FOLHApress - RENATO MACHADO
***Arquivo**BRASÍLIA,
DF, 18.08.2021 - O advogado Tulio Silveira, da Precisa Medicamentos, presta
depoimento aos senadores da comissão à respeito do contrato entre a Precisa e o
Ministério da Saúde para aquisição da vacina Covaxin. O senador Renan Calheiros
(foto) (MDB-AL) é o relator da CPI. (Foto: Pedro Ladeira/Folhapress)
· O senador do MDB também acrescenta que cogita propor o indiciamento de filhos de Bolsonaro
· Para Renan, os personagens principais são Bolsonaro, Pazuello e Élcio Franco
· Renan volta aos holofotes após dois anos de ostracismo
BRASÍLIA, DF (FOLHAPRESS) - O relator
da CPI da Covid, senador Renan Calheiros (MDB-AL), afirma que seu texto final
terá três personagens centrais: o presidente Jair Bolsonaro (sem partido), o ex-ministro da
Saúde Eduardo Pazuello e seu braço-direito, o coronel Élcio Franco.

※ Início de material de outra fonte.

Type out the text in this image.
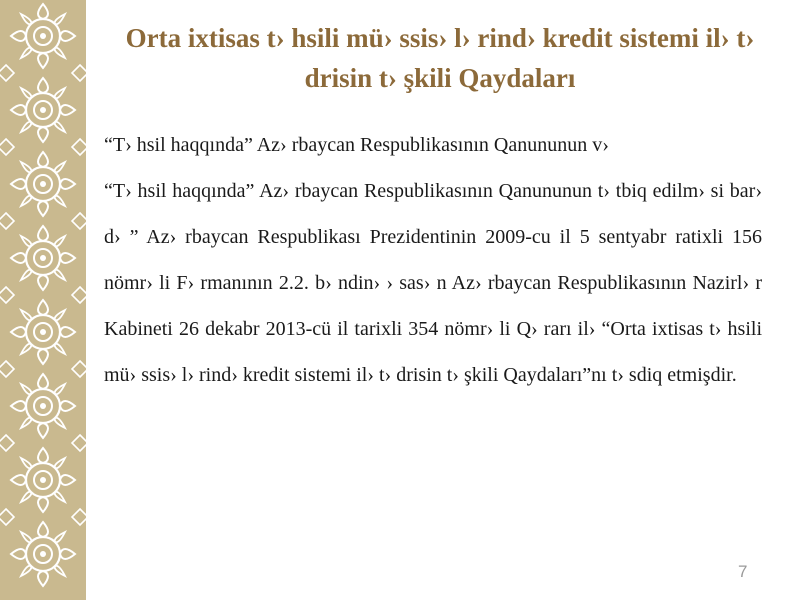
Orta ixtisas t› hsili mü› ssis› l› rind› kredit sistemi il› t› drisin t› şkili Qaydaları

“T› hsil haqqında” Az› rbaycan Respublikasının Qanununun v›

“T› hsil haqqında” Az› rbaycan Respublikasının Qanununun t› tbiq edilm› si bar› d› ” Az› rbaycan Respublikası Prezidentinin 2009-cu il 5 sentyabr ratixli 156 nömr› li F› rmanının 2.2. b› ndin› › sas› n Az› rbaycan Respublikasının Nazirl› r Kabineti 26 dekabr 2013-cü il tarixli 354 nömr› li Q› rarı il› “Orta ixtisas t› hsili mü› ssis› l› rind› kredit sistemi il› t› drisin t› şkili Qaydaları”nı t› sdiq etmişdir.

7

Em relação ao chefe do Executivo, a quem chama "mercador da morte", afirma que está clara e comprovada a sua participação em crimes e que por isso não há dúvidas de que será responsabilizado. "Nós já temos a especificação de 11 crimes e vários agravantes", afirma em entrevista à reportagem. A previsão é de leitura do relatório no dia 19 de outubro.
O senador do MDB também acrescenta que cogita propor o indiciamento de filhos de Bolsonaro por suas ações com a negociação de vacinas contra a Covid-19, pela ligação com o caso Prevent Senior e com o gabinete paralelo. Além das tipificações que vêm sendo mencionadas para enquadrar os responsáveis —como prevaricação, crime contra a vida, charlatanismo e crimes de responsabilidade—, o relator afirma trabalhar com a hipótese de incluir nas sugestões de indiciamentos homicídio comissivo, quando é cometido por omissão.
De volta aos holofotes com a CPI,
após dois anos de ostracismo, o senador nega que esse seja um retorno
definitivo para o centro da política. "Não pretendo voltar a ser pauta da
política nacional."
Pergunta - Qual o balanço que o sr. faz dos trabalhos da CPI?
Continue lendo
Renan Calheiros - Eu nunca havia
participado de CPI, faço agora porque era preciso investigar profundamente e
exemplarmente punir essas pessoas. Era necessário retomar a capacidade do
Parlamento de investigar.
Essa CPI teve muitas especificidades,
foi sem dúvida a que obteve mais aderência social, teve índices históricos de
aprovação e foi a que mais obteve audiência.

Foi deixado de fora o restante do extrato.